I know that I can make Christmas believers out of some of your heathen 

Here is George Washington's *Christmas *Eggnog Recipe (this is from his own recipe archives, although he forgot to mention how many eggs to use). 



> 1 pint brandy
> 1/2 pint rye whiskey
> 1/2 pint Jamaica rum
> 1/4 pint sherry
> ...



I have made it for three or four years running. You're welcome to come by and taste if you live in my area  I'm making it today, so it will be good to go by Thursday.

Cheers,


----------



## Backwoods Presbyterian (Dec 19, 2009)

By the way Adam I am downright giddy waiting for Ussher to show up on my doorstep.


----------



## Christusregnat (Dec 19, 2009)

Backwoods Presbyterian said:


> By the way Adam I am downright giddy waiting for Ussher to show up on my doorstep.
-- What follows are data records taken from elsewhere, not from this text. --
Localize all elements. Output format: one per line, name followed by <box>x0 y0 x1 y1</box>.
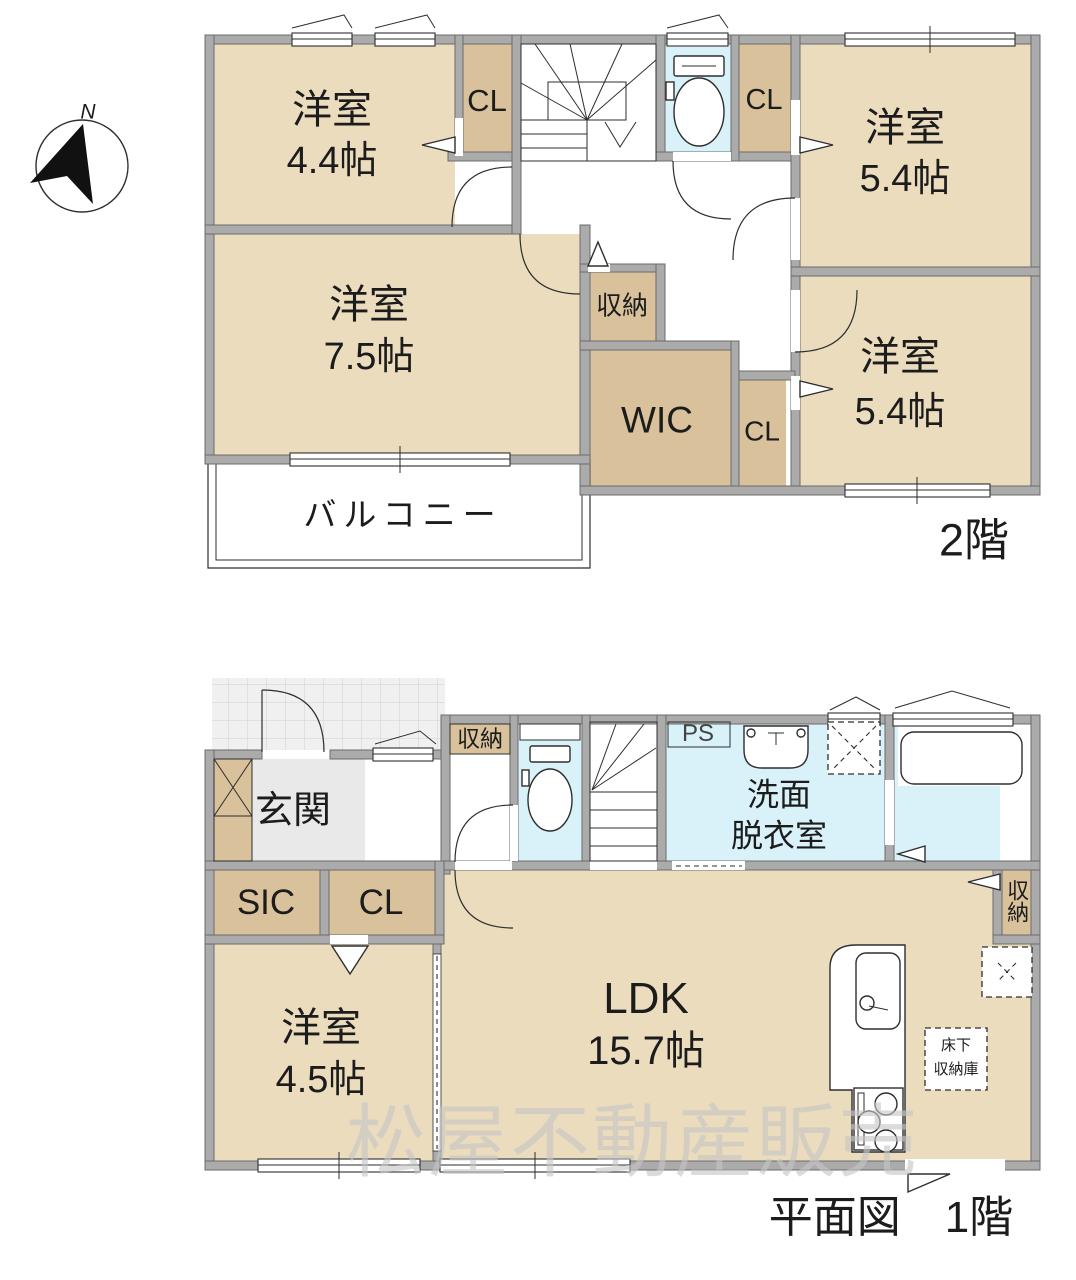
f2-room54a-name: 洋室 <box>865 106 945 150</box>
f1-cl-label: CL <box>359 884 404 923</box>
f1-ldk-name: LDK <box>603 975 689 1023</box>
f1-ldk-storage-label: 収納 <box>1004 879 1028 923</box>
compass-icon <box>30 120 128 212</box>
f1-ldk-size: 15.7帖 <box>587 1029 705 1073</box>
f2-room54b-size: 5.4帖 <box>855 392 946 434</box>
stairs-floor2-icon <box>521 44 656 161</box>
f2-cl-a-label: CL <box>467 84 507 118</box>
f2-wic-label: WIC <box>621 401 693 442</box>
f2-cl-b-label: CL <box>745 85 782 117</box>
washer-pan-icon <box>828 722 880 774</box>
f2-storage-label: 収納 <box>596 292 648 321</box>
f1-washroom-line1: 洗面 <box>747 777 811 812</box>
bathtub-icon <box>901 732 1022 784</box>
f2-room75-size: 7.5帖 <box>324 337 415 379</box>
porch-tile <box>212 678 445 750</box>
f2-cl-c-label: CL <box>744 417 780 448</box>
f1-ps-label: PS <box>682 721 714 747</box>
f2-balcony-label: バルコニー <box>303 497 502 533</box>
compass-n-label: N <box>80 100 95 123</box>
f2-room44-name: 洋室 <box>292 88 372 132</box>
floor-plan-page: N 洋室 4.4帖 CL CL 洋室 5.4帖 洋室 7.5帖 収納 WIC C… <box>0 0 1076 1280</box>
f1-underfloor-line1: 床下 <box>941 1038 971 1055</box>
f2-room44-size: 4.4帖 <box>287 141 378 183</box>
watermark: 松屋不動産販売 <box>346 1078 920 1194</box>
f1-hall-storage-label: 収納 <box>457 726 503 751</box>
f2-room54a-size: 5.4帖 <box>860 159 951 201</box>
cross-box-icon <box>982 947 1032 997</box>
kitchen-sink-icon <box>856 953 900 1029</box>
f2-room54b-name: 洋室 <box>860 335 940 379</box>
washbasin-icon <box>744 726 808 768</box>
f1-underfloor-line2: 収納庫 <box>933 1062 978 1079</box>
f1-caption: 平面図 1階 <box>769 1194 1013 1242</box>
f2-floor-label: 2階 <box>939 515 1009 565</box>
f1-sic-label: SIC <box>237 884 295 923</box>
stairs-floor1-icon <box>590 722 657 861</box>
f2-room75-name: 洋室 <box>329 283 409 327</box>
f1-room45-name: 洋室 <box>281 1006 361 1050</box>
f1-entrance-label: 玄関 <box>255 791 331 833</box>
f1-washroom-line2: 脱衣室 <box>731 818 827 853</box>
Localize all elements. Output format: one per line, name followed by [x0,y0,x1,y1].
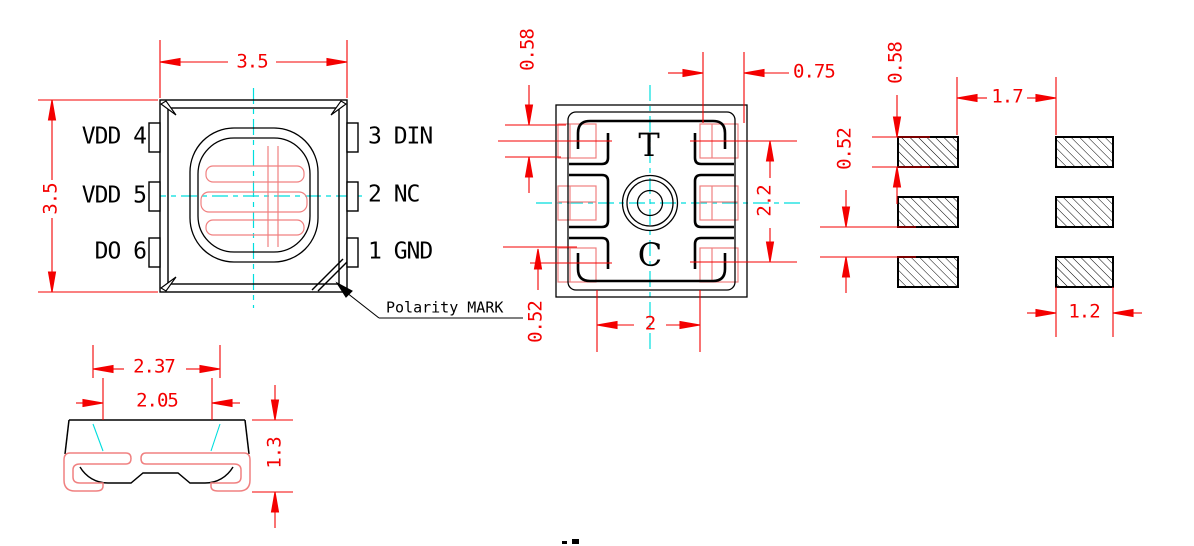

Good stuff to be giddy about!

You can enjoy some Ussher with a strong bit of Washington's eggnog!

Cheers,


----------



## Kevin (Dec 20, 2009)

Adam, how many eggs do you use?


----------



## Christusregnat (Dec 20, 2009)

Kevin said:


> Adam, how many eggs do you use?



Kevin,

I use a dozen. This generally makes for an easier time consuming, although it is still pretty high octane. For a more mellow flavor (alcohol wise), I'd recommend 18 - 24, depending on your potable audience 

I also use a touch of cinnamon, ginger, allspice, and clove with the egg yokes, before the sugar. Then, after all of the mixing is done, I add a couple of cinnamon sticks.

If you end up trying, let me know how it turns out.

God bless, and Cheers,

Adam


----------